We can do this with a PagerSerializer which takes care of serializing and deserializing a PagingState:

import net.nmoncho.helenus.api.cql.PagerSerializer

implicit val serializer: PagerSerializer[String] = PagerSerializer.DefaultPagingStateSerializer
// serializer: PagerSerializer[String] = net.nmoncho.helenus.api.cql.PagerSerializer$DefaultPagingStateSerializer$@16957e69

val Some(encodedState) = nextPager.encodePagingState
// encodedState: String = "001e001000120010526f7474657264616d2048696c746f6ef07ffffffdf07ffffffd0bacc121391f44d2e77b5d0e6d99d4d60004"

val Success(anotherContinuedPager) = query.pager(encodedState, "NL")
// anotherContinuedPager: Pager[Hotel] = net.nmoncho.helenus.internal.cql.Pager@350a15e4

val (_, secondPageAnotherTime) = anotherContinuedPager.execute(pageSize = 10)
// secondPageAnotherTime: Iterator[Hotel] = non-empty iterator

We can plug our own implementation if we want to perform a more sophisticated serialization.

Why do we have to provide query parameters at construction?

Helenus API requires users to specify which query parameters will be used before we actually execute the query.

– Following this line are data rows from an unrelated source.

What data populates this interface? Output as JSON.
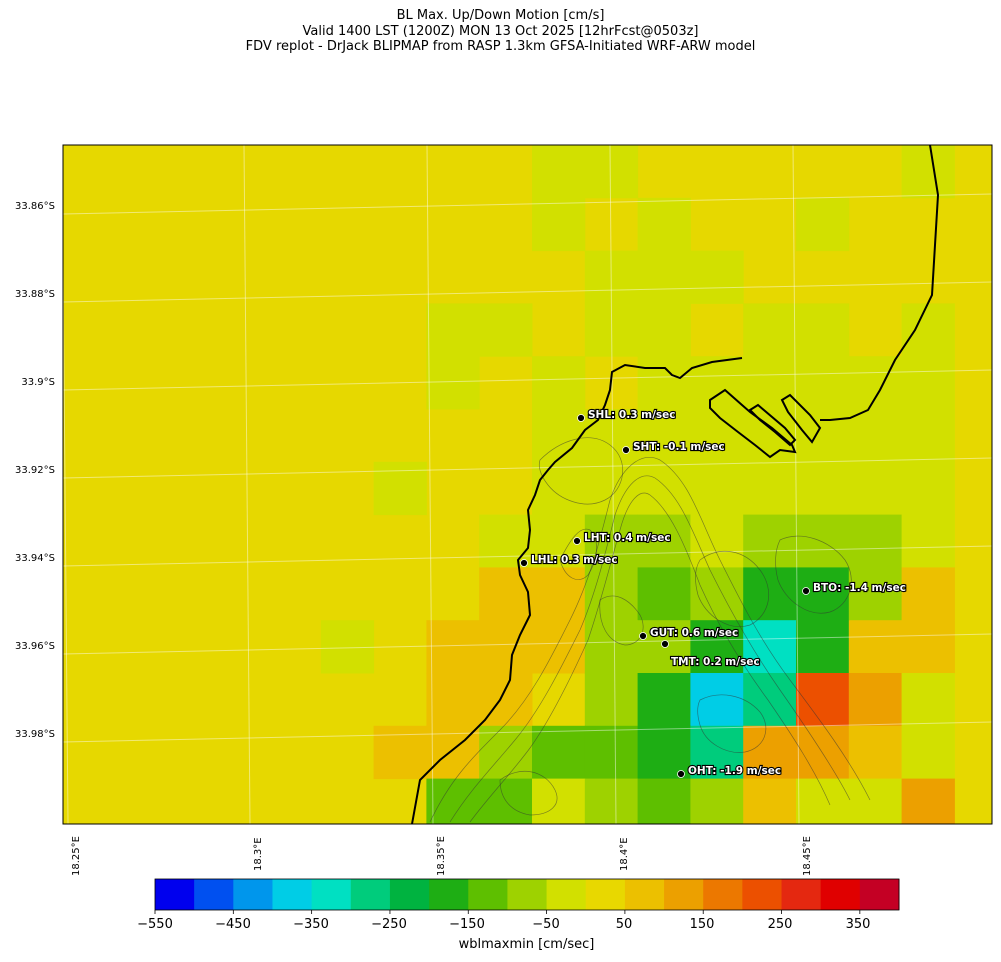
{
  "title": {
    "line1": "BL Max. Up/Down Motion [cm/s]",
    "line2": "Valid 1400 LST (1200Z) MON 13 Oct 2025 [12hrFcst@0503z]",
    "line3": "FDV replot - DrJack BLIPMAP from RASP 1.3km GFSA-Initiated WRF-ARW model"
  },
  "latitude_labels": [
    "33.86°S",
    "33.88°S",
    "33.9°S",
    "33.92°S",
    "33.94°S",
    "33.96°S",
    "33.98°S"
  ],
  "longitude_labels": [
    "18.25°E",
    "18.3°E",
    "18.35°E",
    "18.4°E",
    "18.45°E"
  ],
  "stations": [
    {
      "id": "SHL",
      "label": "SHL: 0.3 m/sec"
    },
    {
      "id": "SHT",
      "label": "SHT: -0.1 m/sec"
    },
    {
      "id": "LHT",
      "label": "LHT: 0.4 m/sec"
    },
    {
      "id": "LHL",
      "label": "LHL: 0.3 m/sec"
    },
    {
      "id": "BTO",
      "label": "BTO: -1.4 m/sec"
    },
    {
      "id": "GUT",
      "label": "GUT: 0.6 m/sec"
    },
    {
      "id": "TMT",
      "label": "TMT: 0.2 m/sec"
    },
    {
      "id": "OHT",
      "label": "OHT: -1.9 m/sec"
    }
  ],
  "colorbar": {
    "label": "wblmaxmin [cm/sec]",
    "tick_labels": [
      "−550",
      "−450",
      "−350",
      "−250",
      "−150",
      "−50",
      "50",
      "150",
      "250",
      "350"
    ],
    "colors": [
      "#0000ee",
      "#0050f0",
      "#0096ec",
      "#00cde6",
      "#00e0c2",
      "#00cc7c",
      "#00b340",
      "#1eae14",
      "#5ebf00",
      "#9ed200",
      "#d2e000",
      "#e8d800",
      "#ecc000",
      "#eca000",
      "#ec7800",
      "#ec5000",
      "#e42810",
      "#e00000",
      "#c40024"
    ]
  },
  "map": {
    "background_color": "#e6d800",
    "cells": [
      {
        "row": 0,
        "col": 10,
        "color": "#d2e000"
      },
      {
        "row": 0,
        "col": 11,
        "color": "#d2e000"
      },
      {
        "row": 0,
        "col": 17,
        "color": "#d2e000"
      },
      {
        "row": 1,
        "col": 10,
        "color": "#d2e000"
      },
      {
        "row": 1,
        "col": 12,
        "color": "#d2e000"
      },
      {
        "row": 1,
        "col": 15,
        "color": "#d2e000"
      },
      {
        "row": 2,
        "col": 11,
        "color": "#d2e000"
      },
      {
        "row": 2,
        "col": 12,
        "color": "#d2e000"
      },
      {
        "row": 2,
        "col": 13,
        "color": "#d2e000"
      },
      {
        "row": 3,
        "col": 8,
        "color": "#d2e000"
      },
      {
        "row": 3,
        "col": 9,
        "color": "#d2e000"
      },
      {
        "row": 3,
        "col": 11,
        "color": "#d2e000"
      },
      {
        "row": 3,
        "col": 12,
        "color": "#d2e000"
      },
      {
        "row": 3,
        "col": 14,
        "color": "#d2e000"
      },
      {
        "row": 3,
        "col": 15,
        "color": "#d2e000"
      },
      {
        "row": 3,
        "col": 17,
        "color": "#d2e000"
      },
      {
        "row": 4,
        "col": 8,
        "color": "#d2e000"
      },
      {
        "row": 4,
        "col": 10,
        "color": "#d2e000"
      },
      {
        "row": 4,
        "col": 12,
        "color": "#d2e000"
      },
      {
        "row": 4,
        "col": 13,
        "color": "#d2e000"
      },
      {
        "row": 4,
        "col": 14,
        "color": "#d2e000"
      },
      {
        "row": 4,
        "col": 15,
        "color": "#d2e000"
      },
      {
        "row": 4,
        "col": 16,
        "color": "#d2e000"
      },
      {
        "row": 4,
        "col": 17,
        "color": "#d2e000"
      },
      {
        "row": 5,
        "col": 10,
        "color": "#d2e000"
      },
      {
        "row": 5,
        "col": 11,
        "color": "#d2e000"
      },
      {
        "row": 5,
        "col": 12,
        "color": "#d2e000"
      },
      {
        "row": 5,
        "col": 13,
        "color": "#d2e000"
      },
      {
        "row": 5,
        "col": 14,
        "color": "#d2e000"
      },
      {
        "row": 5,
        "col": 15,
        "color": "#d2e000"
      },
      {
        "row": 5,
        "col": 16,
        "color": "#d2e000"
      },
      {
        "row": 5,
        "col": 17,
        "color": "#d2e000"
      },
      {
        "row": 6,
        "col": 7,
        "color": "#d2e000"
      },
      {
        "row": 6,
        "col": 10,
        "color": "#d2e000"
      },
      {
        "row": 6,
        "col": 11,
        "color": "#d2e000"
      },
      {
        "row": 6,
        "col": 12,
        "color": "#d2e000"
      },
      {
        "row": 6,
        "col": 13,
        "color": "#d2e000"
      },
      {
        "row": 6,
        "col": 14,
        "color": "#d2e000"
      },
      {
        "row": 6,
        "col": 15,
        "color": "#d2e000"
      },
      {
        "row": 6,
        "col": 16,
        "color": "#d2e000"
      },
      {
        "row": 6,
        "col": 17,
        "color": "#d2e000"
      },
      {
        "row": 7,
        "col": 9,
        "color": "#d2e000"
      },
      {
        "row": 7,
        "col": 10,
        "color": "#d2e000"
      },
      {
        "row": 7,
        "col": 11,
        "color": "#9ed200"
      },
      {
        "row": 7,
        "col": 12,
        "color": "#9ed200"
      },
      {
        "row": 7,
        "col": 13,
        "color": "#d2e000"
      },
      {
        "row": 7,
        "col": 14,
        "color": "#9ed200"
      },
      {
        "row": 7,
        "col": 15,
        "color": "#9ed200"
      },
      {
        "row": 7,
        "col": 16,
        "color": "#9ed200"
      },
      {
        "row": 7,
        "col": 17,
        "color": "#d2e000"
      },
      {
        "row": 8,
        "col": 9,
        "color": "#ecc000"
      },
      {
        "row": 8,
        "col": 10,
        "color": "#ecc000"
      },
      {
        "row": 8,
        "col": 11,
        "color": "#9ed200"
      },
      {
        "row": 8,
        "col": 12,
        "color": "#5ebf00"
      },
      {
        "row": 8,
        "col": 13,
        "color": "#9ed200"
      },
      {
        "row": 8,
        "col": 14,
        "color": "#1eae14"
      },
      {
        "row": 8,
        "col": 15,
        "color": "#1eae14"
      },
      {
        "row": 8,
        "col": 16,
        "color": "#9ed200"
      },
      {
        "row": 8,
        "col": 17,
        "color": "#ecc000"
      },
      {
        "row": 9,
        "col": 6,
        "color": "#d2e000"
      },
      {
        "row": 9,
        "col": 8,
        "color": "#ecc000"
      },
      {
        "row": 9,
        "col": 9,
        "color": "#ecc000"
      },
      {
        "row": 9,
        "col": 10,
        "color": "#ecc000"
      },
      {
        "row": 9,
        "col": 11,
        "color": "#9ed200"
      },
      {
        "row": 9,
        "col": 12,
        "color": "#9ed200"
      },
      {
        "row": 9,
        "col": 13,
        "color": "#1eae14"
      },
      {
        "row": 9,
        "col": 14,
        "color": "#00e0c2"
      },
      {
        "row": 9,
        "col": 15,
        "color": "#1eae14"
      },
      {
        "row": 9,
        "col": 16,
        "color": "#ecc000"
      },
      {
        "row": 9,
        "col": 17,
        "color": "#ecc000"
      },
      {
        "row": 10,
        "col": 8,
        "color": "#ecc000"
      },
      {
        "row": 10,
        "col": 9,
        "color": "#ecc000"
      },
      {
        "row": 10,
        "col": 11,
        "color": "#9ed200"
      },
      {
        "row": 10,
        "col": 12,
        "color": "#1eae14"
      },
      {
        "row": 10,
        "col": 13,
        "color": "#00cde6"
      },
      {
        "row": 10,
        "col": 14,
        "color": "#00cc7c"
      },
      {
        "row": 10,
        "col": 15,
        "color": "#ec5000"
      },
      {
        "row": 10,
        "col": 16,
        "color": "#eca000"
      },
      {
        "row": 10,
        "col": 17,
        "color": "#d2e000"
      },
      {
        "row": 11,
        "col": 7,
        "color": "#ecc000"
      },
      {
        "row": 11,
        "col": 8,
        "color": "#ecc000"
      },
      {
        "row": 11,
        "col": 9,
        "color": "#9ed200"
      },
      {
        "row": 11,
        "col": 10,
        "color": "#5ebf00"
      },
      {
        "row": 11,
        "col": 11,
        "color": "#5ebf00"
      },
      {
        "row": 11,
        "col": 12,
        "color": "#1eae14"
      },
      {
        "row": 11,
        "col": 13,
        "color": "#00cc7c"
      },
      {
        "row": 11,
        "col": 14,
        "color": "#eca000"
      },
      {
        "row": 11,
        "col": 15,
        "color": "#eca000"
      },
      {
        "row": 11,
        "col": 16,
        "color": "#ecc000"
      },
      {
        "row": 11,
        "col": 17,
        "color": "#d2e000"
      },
      {
        "row": 12,
        "col": 8,
        "color": "#5ebf00"
      },
      {
        "row": 12,
        "col": 9,
        "color": "#5ebf00"
      },
      {
        "row": 12,
        "col": 10,
        "color": "#d2e000"
      },
      {
        "row": 12,
        "col": 11,
        "color": "#9ed200"
      },
      {
        "row": 12,
        "col": 12,
        "color": "#5ebf00"
      },
      {
        "row": 12,
        "col": 13,
        "color": "#9ed200"
      },
      {
        "row": 12,
        "col": 14,
        "color": "#ecc000"
      },
      {
        "row": 12,
        "col": 15,
        "color": "#d2e000"
      },
      {
        "row": 12,
        "col": 16,
        "color": "#d2e000"
      },
      {
        "row": 12,
        "col": 17,
        "color": "#eca000"
      }
    ]
  }
}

While this seems like a limitation, it's actually a way to prevent errors from happening.

By Cassandra's design:

The paging state can only be reused with the exact same statement (same query string, same parameters). It is an opaque value that is only meant to be collected, stored and re-used. If you try to modify its contents or reuse it with a different statement, the results are unpredictable.

This means that all three: Query, Parameters, and PagingState are strongly tied together.

Ideally we would be able to provide a single Pager that allows query different pages using different query parameters from a single query. Instead we must define an API that doesn't let users alter what query parameters were initially provided.